Women of color need the most help and are the most underrepresented
Since the great recession has had dire consequences for women and communities of color, women of color have been hit particularly hard. For instance, while white women are paid 77 cents on average for every dollar earned by a white, non-Hispanic man, African American women are paid just 62 cents and Latina women only 53 cents. They are the group most unable to save on these sorts of wages, and it is clear that women of color will be most hurt by cuts to important safety net programs.
Yet women of color might be the most overlooked population in the 112th Congress. Of the 90 women serving in this Congress, 24 (or 27 percent) are women of color — all serving in the House. Women of color constitute only 4 percent of the total 535 members of Congress, though the delegates to the House from Washington, DC(Eleanor Holmes Norton) and the Virgin Islands (Donna Christensen) are African American and Caribbean American, respectively.
What might be worth noting, however, is that of the 13 African American women, 4 Asian Pacific Islander women, 7 Latina women, and 2 delegates serving in this Congress all but 2 Latina representatives are Democrats. If Republicans only have two women of color in their entire congressional membership it is questionable whether they will be able to understand the needs of this community in order to make important funding decisions.

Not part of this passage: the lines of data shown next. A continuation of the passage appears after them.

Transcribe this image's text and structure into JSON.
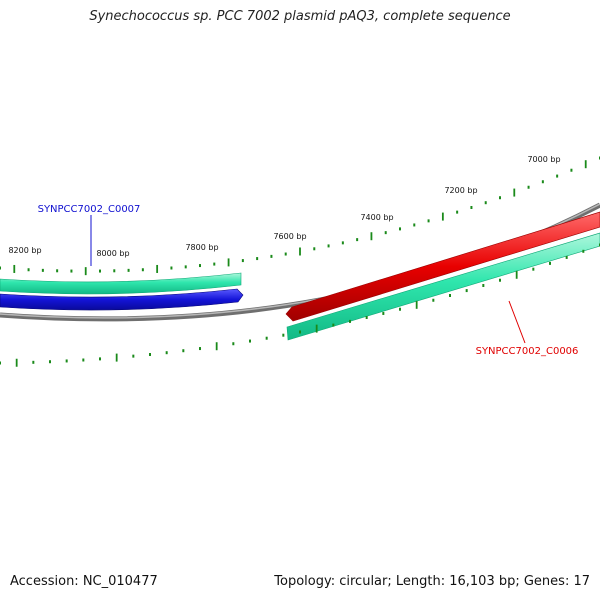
{
  "header": {
    "title": "Synechococcus sp. PCC 7002 plasmid pAQ3, complete sequence"
  },
  "footer": {
    "accession": "Accession: NC_010477",
    "summary": "Topology: circular; Length: 16,103 bp; Genes: 17"
  },
  "plasmid": {
    "topology": "circular",
    "length_bp": 16103,
    "gene_count": 17
  },
  "ruler": {
    "labels": [
      "7000 bp",
      "7200 bp",
      "7400 bp",
      "7600 bp",
      "7800 bp",
      "8000 bp",
      "8200 bp"
    ]
  },
  "genes": [
    {
      "label": "SYNPCC7002_C0007",
      "color": "#1010d0",
      "strand": "forward"
    },
    {
      "label": "SYNPCC7002_C0006",
      "color": "#e00000",
      "strand": "reverse"
    }
  ],
  "colors": {
    "backbone": "#8a8a8a",
    "orf_track": "#1fe0a8",
    "ticks": "#1a8a1a",
    "forward_gene": "#1010d0",
    "reverse_gene": "#e00000"
  }
}
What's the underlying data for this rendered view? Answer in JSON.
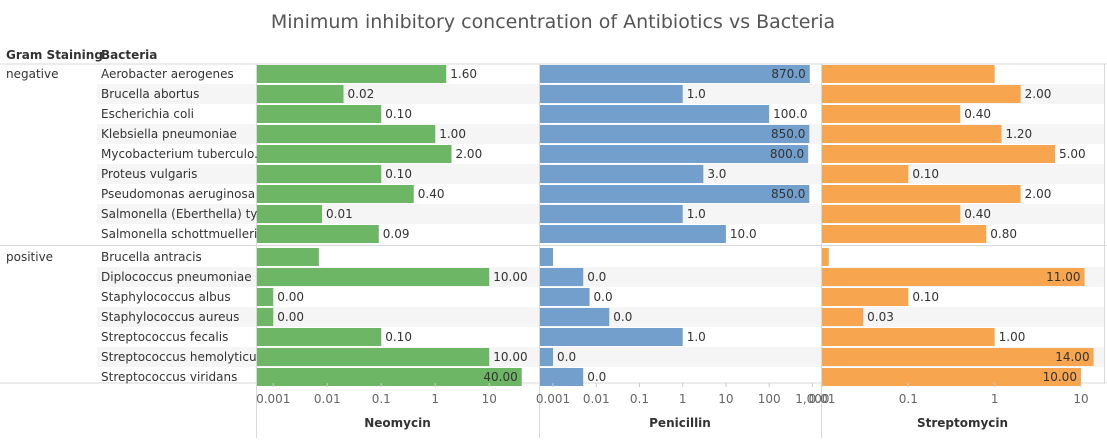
{
  "chart_data": {
    "type": "bar",
    "title": "Minimum inhibitory concentration of Antibiotics vs Bacteria",
    "row_headers": [
      "Gram Staining",
      "Bacteria"
    ],
    "groups": [
      {
        "name": "negative",
        "bacteria": [
          "Aerobacter aerogenes",
          "Brucella abortus",
          "Escherichia coli",
          "Klebsiella pneumoniae",
          "Mycobacterium tuberculo..",
          "Proteus vulgaris",
          "Pseudomonas aeruginosa",
          "Salmonella (Eberthella) ty..",
          "Salmonella schottmuelleri"
        ]
      },
      {
        "name": "positive",
        "bacteria": [
          "Brucella antracis",
          "Diplococcus pneumoniae",
          "Staphylococcus albus",
          "Staphylococcus aureus",
          "Streptococcus fecalis",
          "Streptococcus hemolyticus",
          "Streptococcus viridans"
        ]
      }
    ],
    "scale": "log",
    "series": [
      {
        "name": "Neomycin",
        "color": "#6db665",
        "xlim": [
          0.0005,
          80
        ],
        "ticks": [
          "0.001",
          "0.01",
          "0.1",
          "1",
          "10"
        ],
        "tick_values": [
          0.001,
          0.01,
          0.1,
          1,
          10
        ],
        "values": [
          1.6,
          0.02,
          0.1,
          1.0,
          2.0,
          0.1,
          0.4,
          0.008,
          0.09,
          0.007,
          10.0,
          0.001,
          0.001,
          0.1,
          10.0,
          40.0
        ],
        "labels": [
          "1.60",
          "0.02",
          "0.10",
          "1.00",
          "2.00",
          "0.10",
          "0.40",
          "0.01",
          "0.09",
          "",
          "10.00",
          "0.00",
          "0.00",
          "0.10",
          "10.00",
          "40.00"
        ]
      },
      {
        "name": "Penicillin",
        "color": "#729fcb",
        "xlim": [
          0.0005,
          1500
        ],
        "ticks": [
          "0.001",
          "0.01",
          "0.1",
          "1",
          "10",
          "100",
          "1,000"
        ],
        "tick_values": [
          0.001,
          0.01,
          0.1,
          1,
          10,
          100,
          1000
        ],
        "values": [
          870,
          1.0,
          100,
          850,
          800,
          3.0,
          850,
          1.0,
          10.0,
          0.001,
          0.005,
          0.007,
          0.02,
          1.0,
          0.001,
          0.005
        ],
        "labels": [
          "870.0",
          "1.0",
          "100.0",
          "850.0",
          "800.0",
          "3.0",
          "850.0",
          "1.0",
          "10.0",
          "",
          "0.0",
          "0.0",
          "0.0",
          "1.0",
          "0.0",
          "0.0"
        ]
      },
      {
        "name": "Streptomycin",
        "color": "#f8a54f",
        "xlim": [
          0.01,
          18
        ],
        "ticks": [
          "0.01",
          "0.1",
          "1",
          "10"
        ],
        "tick_values": [
          0.01,
          0.1,
          1,
          10
        ],
        "values": [
          1.0,
          2.0,
          0.4,
          1.2,
          5.0,
          0.1,
          2.0,
          0.4,
          0.8,
          0.012,
          11.0,
          0.1,
          0.03,
          1.0,
          14.0,
          10.0
        ],
        "labels": [
          "",
          "2.00",
          "0.40",
          "1.20",
          "5.00",
          "0.10",
          "2.00",
          "0.40",
          "0.80",
          "",
          "11.00",
          "0.10",
          "0.03",
          "1.00",
          "14.00",
          "10.00"
        ]
      }
    ]
  }
}
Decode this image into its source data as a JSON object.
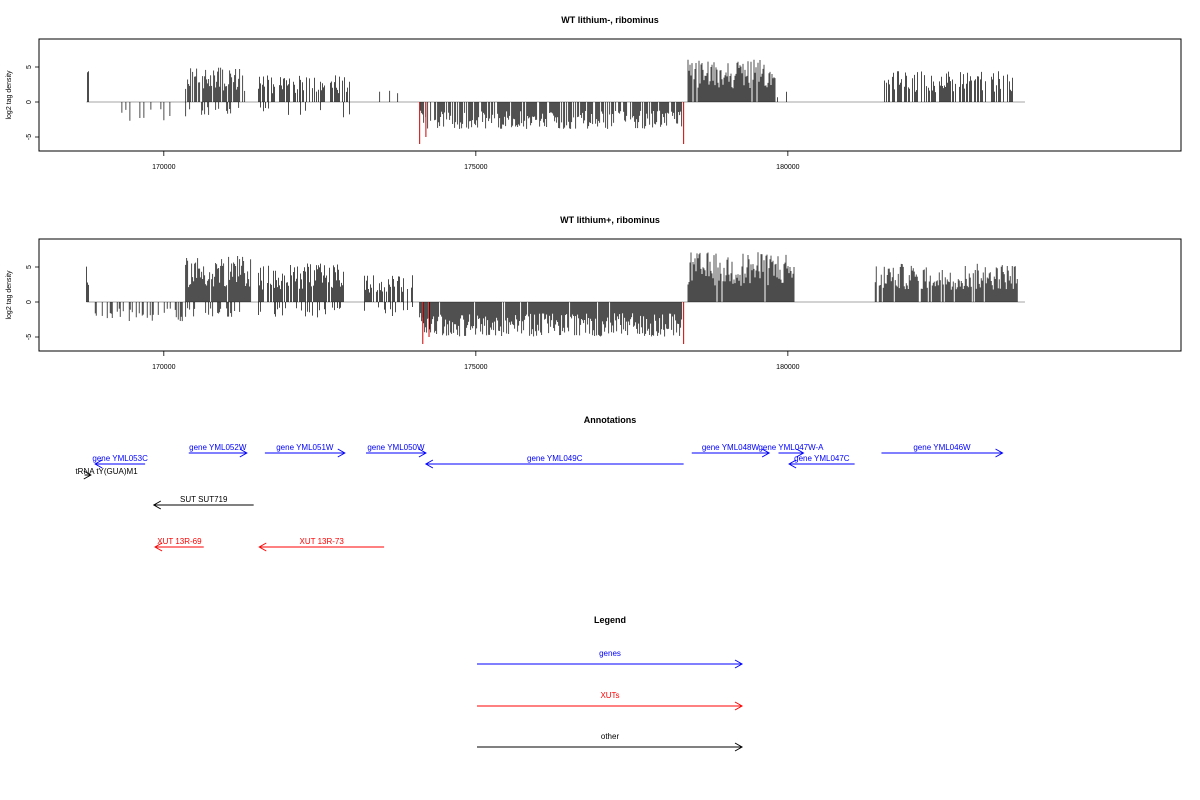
{
  "colors": {
    "genes": "#0000ff",
    "xuts": "#ff0000",
    "other": "#000000",
    "bar": "#000000",
    "highlight": "#cc0000"
  },
  "chart_data": [
    {
      "type": "bar",
      "title": "WT lithium-, ribominus",
      "xlabel": "",
      "ylabel": "log2 tag density",
      "xlim": [
        168000,
        186300
      ],
      "ylim": [
        -7,
        9
      ],
      "x_ticks": [
        170000,
        175000,
        180000
      ],
      "x_tick_labels": [
        "170000",
        "175000",
        "180000"
      ],
      "y_ticks": [
        -5,
        0,
        5
      ],
      "y_tick_labels": [
        "-5",
        "0",
        "5"
      ],
      "baseline": {
        "from": 168760,
        "to": 183800
      },
      "segments": [
        {
          "from": 168760,
          "to": 168800,
          "value": 5.5,
          "density": 0.9
        },
        {
          "from": 169200,
          "to": 170100,
          "value": -2.5,
          "density": 0.15
        },
        {
          "from": 170350,
          "to": 171300,
          "value": 4.5,
          "density": 0.85
        },
        {
          "from": 170350,
          "to": 171300,
          "value": -2.0,
          "density": 0.2
        },
        {
          "from": 171500,
          "to": 173000,
          "value": 3.5,
          "density": 0.45
        },
        {
          "from": 171500,
          "to": 173000,
          "value": -2.0,
          "density": 0.1
        },
        {
          "from": 173300,
          "to": 173900,
          "value": 2.0,
          "density": 0.2
        },
        {
          "from": 174100,
          "to": 178300,
          "value": -3.5,
          "density": 0.75
        },
        {
          "from": 178400,
          "to": 179800,
          "value": 5.5,
          "density": 0.95
        },
        {
          "from": 179800,
          "to": 180000,
          "value": 1.5,
          "density": 0.4
        },
        {
          "from": 181500,
          "to": 183600,
          "value": 4.0,
          "density": 0.6
        }
      ],
      "highlights": [
        {
          "x": 174100,
          "value": -6.0
        },
        {
          "x": 174200,
          "value": -5.0
        },
        {
          "x": 178330,
          "value": -6.0
        }
      ]
    },
    {
      "type": "bar",
      "title": "WT lithium+, ribominus",
      "xlabel": "",
      "ylabel": "log2 tag density",
      "xlim": [
        168000,
        186300
      ],
      "ylim": [
        -7,
        9
      ],
      "x_ticks": [
        170000,
        175000,
        180000
      ],
      "x_tick_labels": [
        "170000",
        "175000",
        "180000"
      ],
      "y_ticks": [
        -5,
        0,
        5
      ],
      "y_tick_labels": [
        "-5",
        "0",
        "5"
      ],
      "baseline": {
        "from": 168760,
        "to": 183800
      },
      "segments": [
        {
          "from": 168760,
          "to": 168800,
          "value": 5.5,
          "density": 0.9
        },
        {
          "from": 168900,
          "to": 170300,
          "value": -2.5,
          "density": 0.35
        },
        {
          "from": 170350,
          "to": 171400,
          "value": 6.0,
          "density": 0.95
        },
        {
          "from": 170350,
          "to": 171400,
          "value": -2.0,
          "density": 0.3
        },
        {
          "from": 171500,
          "to": 172900,
          "value": 5.0,
          "density": 0.8
        },
        {
          "from": 171500,
          "to": 172900,
          "value": -2.0,
          "density": 0.25
        },
        {
          "from": 173200,
          "to": 174000,
          "value": 3.5,
          "density": 0.6
        },
        {
          "from": 173200,
          "to": 174000,
          "value": -2.0,
          "density": 0.3
        },
        {
          "from": 174100,
          "to": 178300,
          "value": -4.5,
          "density": 0.95
        },
        {
          "from": 178400,
          "to": 180100,
          "value": 6.5,
          "density": 0.97
        },
        {
          "from": 181400,
          "to": 183700,
          "value": 5.0,
          "density": 0.85
        }
      ],
      "highlights": [
        {
          "x": 174150,
          "value": -6.0
        },
        {
          "x": 174250,
          "value": -5.0
        },
        {
          "x": 178330,
          "value": -6.0
        }
      ]
    }
  ],
  "annotations": {
    "title": "Annotations",
    "items": [
      {
        "label": "gene YML053C",
        "from": 169700,
        "to": 168900,
        "row": 1,
        "category": "genes"
      },
      {
        "label": "tRNA tY(GUA)M1",
        "from": 168730,
        "to": 168830,
        "row": 2,
        "category": "other"
      },
      {
        "label": "gene YML052W",
        "from": 170400,
        "to": 171330,
        "row": 0,
        "category": "genes"
      },
      {
        "label": "gene YML051W",
        "from": 171620,
        "to": 172900,
        "row": 0,
        "category": "genes"
      },
      {
        "label": "gene YML050W",
        "from": 173240,
        "to": 174200,
        "row": 0,
        "category": "genes"
      },
      {
        "label": "gene YML049C",
        "from": 178330,
        "to": 174200,
        "row": 1,
        "category": "genes"
      },
      {
        "label": "gene YML048W",
        "from": 178460,
        "to": 179700,
        "row": 0,
        "category": "genes"
      },
      {
        "label": "gene YML047W-A",
        "from": 179850,
        "to": 180250,
        "row": 0,
        "category": "genes"
      },
      {
        "label": "gene YML047C",
        "from": 181070,
        "to": 180020,
        "row": 1,
        "category": "genes"
      },
      {
        "label": "gene YML046W",
        "from": 181500,
        "to": 183440,
        "row": 0,
        "category": "genes"
      },
      {
        "label": "SUT SUT719",
        "from": 171440,
        "to": 169840,
        "row": 4,
        "category": "other"
      },
      {
        "label": "XUT 13R-69",
        "from": 170640,
        "to": 169860,
        "row": 6,
        "category": "xuts"
      },
      {
        "label": "XUT 13R-73",
        "from": 173530,
        "to": 171530,
        "row": 6,
        "category": "xuts"
      }
    ]
  },
  "legend": {
    "title": "Legend",
    "items": [
      {
        "label": "genes",
        "category": "genes"
      },
      {
        "label": "XUTs",
        "category": "xuts"
      },
      {
        "label": "other",
        "category": "other"
      }
    ]
  }
}
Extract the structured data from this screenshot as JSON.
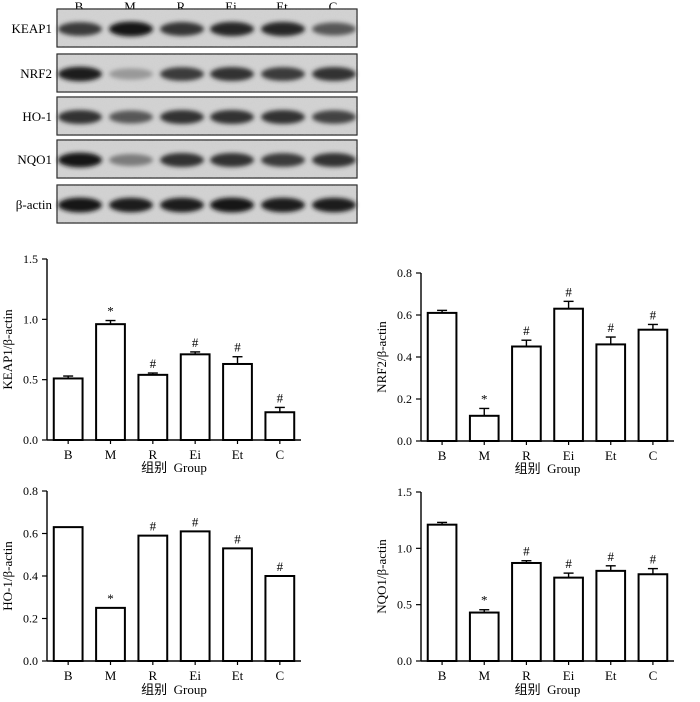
{
  "blot": {
    "lanes": [
      "B",
      "M",
      "R",
      "Ei",
      "Et",
      "C"
    ],
    "proteins": [
      "KEAP1",
      "NRF2",
      "HO-1",
      "NQO1",
      "β-actin"
    ],
    "band_intensity": {
      "KEAP1": [
        0.75,
        0.95,
        0.78,
        0.85,
        0.85,
        0.6
      ],
      "NRF2": [
        0.9,
        0.25,
        0.75,
        0.8,
        0.75,
        0.8
      ],
      "HO-1": [
        0.8,
        0.6,
        0.8,
        0.8,
        0.8,
        0.7
      ],
      "NQO1": [
        0.95,
        0.4,
        0.8,
        0.8,
        0.75,
        0.8
      ],
      "β-actin": [
        0.95,
        0.9,
        0.9,
        0.95,
        0.9,
        0.9
      ]
    }
  },
  "chart_data": [
    {
      "type": "bar",
      "categories": [
        "B",
        "M",
        "R",
        "Ei",
        "Et",
        "C"
      ],
      "values": [
        0.51,
        0.96,
        0.54,
        0.71,
        0.63,
        0.23
      ],
      "errors": [
        0.02,
        0.03,
        0.015,
        0.02,
        0.06,
        0.04
      ],
      "marks": [
        "",
        "*",
        "#",
        "#",
        "#",
        "#"
      ],
      "ylabel": "KEAP1/β-actin",
      "xlabel": "组别  Group",
      "ylim": [
        0,
        1.5
      ],
      "yticks": [
        "0.0",
        "0.5",
        "1.0",
        "1.5"
      ]
    },
    {
      "type": "bar",
      "categories": [
        "B",
        "M",
        "R",
        "Ei",
        "Et",
        "C"
      ],
      "values": [
        0.61,
        0.12,
        0.45,
        0.63,
        0.46,
        0.53
      ],
      "errors": [
        0.012,
        0.035,
        0.03,
        0.035,
        0.035,
        0.025
      ],
      "marks": [
        "",
        "*",
        "#",
        "#",
        "#",
        "#"
      ],
      "ylabel": "NRF2/β-actin",
      "xlabel": "组别  Group",
      "ylim": [
        0,
        0.8
      ],
      "yticks": [
        "0.0",
        "0.2",
        "0.4",
        "0.6",
        "0.8"
      ]
    },
    {
      "type": "bar",
      "categories": [
        "B",
        "M",
        "R",
        "Ei",
        "Et",
        "C"
      ],
      "values": [
        0.63,
        0.25,
        0.59,
        0.61,
        0.53,
        0.4
      ],
      "errors": [
        0,
        0,
        0,
        0,
        0,
        0
      ],
      "marks": [
        "",
        "*",
        "#",
        "#",
        "#",
        "#"
      ],
      "ylabel": "HO-1/β-actin",
      "xlabel": "组别  Group",
      "ylim": [
        0,
        0.8
      ],
      "yticks": [
        "0.0",
        "0.2",
        "0.4",
        "0.6",
        "0.8"
      ]
    },
    {
      "type": "bar",
      "categories": [
        "B",
        "M",
        "R",
        "Ei",
        "Et",
        "C"
      ],
      "values": [
        1.21,
        0.43,
        0.87,
        0.74,
        0.8,
        0.77
      ],
      "errors": [
        0.02,
        0.025,
        0.02,
        0.04,
        0.045,
        0.05
      ],
      "marks": [
        "",
        "*",
        "#",
        "#",
        "#",
        "#"
      ],
      "ylabel": "NQO1/β-actin",
      "xlabel": "组别  Group",
      "ylim": [
        0,
        1.5
      ],
      "yticks": [
        "0.0",
        "0.5",
        "1.0",
        "1.5"
      ]
    }
  ]
}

If we are going to talk about lack of diversity on this supercommittee and the deficit reduction’s impact on communities who most rely on safety net programs, women of color are a key population that is missing representation on this absurdly powerful joint committee. Yes, communities of color suffer disproportionately from cuts to safety net programs, as do women. But at the nexus of these two populations is the group that hurts the most — women of color — and this group lacks a single representative on the committee.
To be sure, women of color at least have allies in the Super 12. There are members who have been strong on women’s issues, particularly Sen. Murray and Reps. Becerra and Chris Van Hollen. Rep. Clyburn has also made clear that he will be using his role on the committee to push for revenue increases — not just cuts — to close the wealth gap that disproportionately hurts low-income communities of color.
While the debate over whether descriptive representation (when representatives reflect the demographics of the people they represent) necessarily leads to substantive representation (when representatives’ commitments correspond to the positions of constituents) is still unsettled among political scientists, some research suggests that women, across different racial and ethnic groups, might play a larger role in offering said substantive representation. Yet on a committee that has only one woman and no women of color it will be that much more important for its members to step outside of their own experience and consider how disproportionately harmful cuts would be for communities other than their own.
Julie Ajinkya is a Policy Analyst with the Progress 2050 project at American Progress.